Die IG Metall begleitet die Verhandlungen zu einer möglichen Verselbständigung von TKSM „kritisch und konstruktiv“ Sie ist offen für einen (Teil-)Verkauf oder Börsengang, aber nicht um jeden Preis und auch nur in enger Abstimmung und mit den nötigen Sicherheiten für Beschäftigte und Standorte sowie Zusagen zu Investitionen, Tarifverträgen und den Strukturen für die Mitbestimmung.

Die Forderungen der IG Metall Küste für den weiteren Prozess lauten im Einzelnen u.a.:

Absicherung über Zukunftstarifverträge:

Beschäftigung für alle, Ausbildung, Standorte und an den Standorten geltende Tarifverträge (Mitglied Arbeitgeberverband Nordmetall) langfristig sichern; Mitbestimmungsstruktur: Konzernbetriebsrat /Gesamtbetriebsrat und Aufsichtsrat durch Tarifvertrag festschreiben / Unternehmensstruktur nach deutschem Recht festschreiben; Investitionen und ggf.

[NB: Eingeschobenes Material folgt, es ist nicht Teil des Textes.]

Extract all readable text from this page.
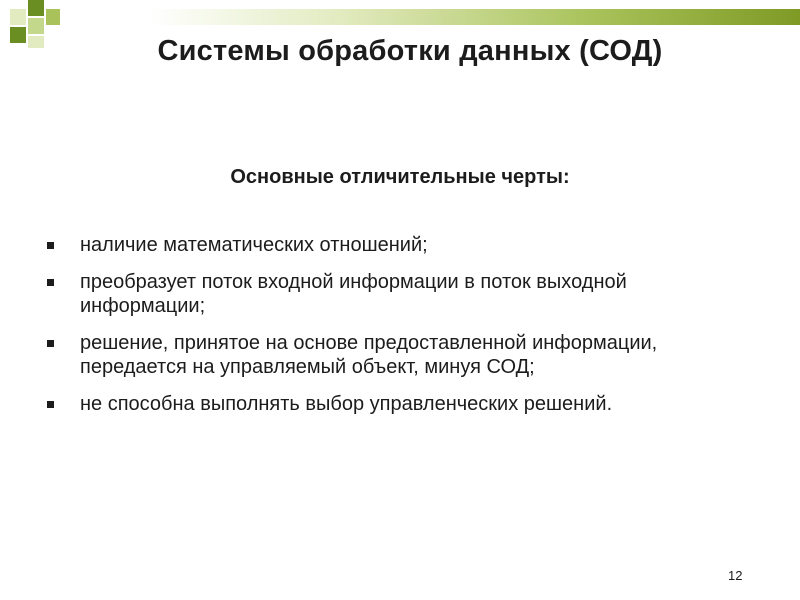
Системы обработки данных (СОД)
Основные отличительные черты:
наличие математических отношений;
преобразует поток входной информации в поток выходной информации;
решение, принятое на основе предоставленной информации, передается на управляемый объект, минуя СОД;
не способна выполнять выбор управленческих решений.
12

Personalaufbau definieren und zusagen

Die Forderungen an die Bundesregierung:

Zusagen für weitere Aufträge

(2 bis 4 U-Boote, F 127, Munitionsbergungsplattform...) und dadurch langfristige Perspektive für Standorte schaffen (insbesondere für Hochlauf am Standort Wismar wichtig)

Ankerinvestor:

Sperrminorität von 25,1 Prozent durch Bund oder tk (mit entsprechenden Sicherheitsgarantien durch den Bund).

Zehn Jahre TKMS

Im Januar 2013 verschmolzen die Howaldtswerke-Deutsche Werft und Blohm+Voss Naval zu der thyssenkrupp Marine Systems GmbH. Anfang 2017 übernahm thyssenkrupp die ATLAS ELEKTRONIK, Bremen. Im Juni 2022 erfolgte die Übernahme des Standortes Wismar der insolventen MV-Werften.Vorgesehen ist an diesem Standort die Fertigung von U-Booten und Marineüberwasserschiffen ab 2024.

Von den insgesamt 7500 TKMS-Beschäftigten arbeiten rund 3100 in Kiel.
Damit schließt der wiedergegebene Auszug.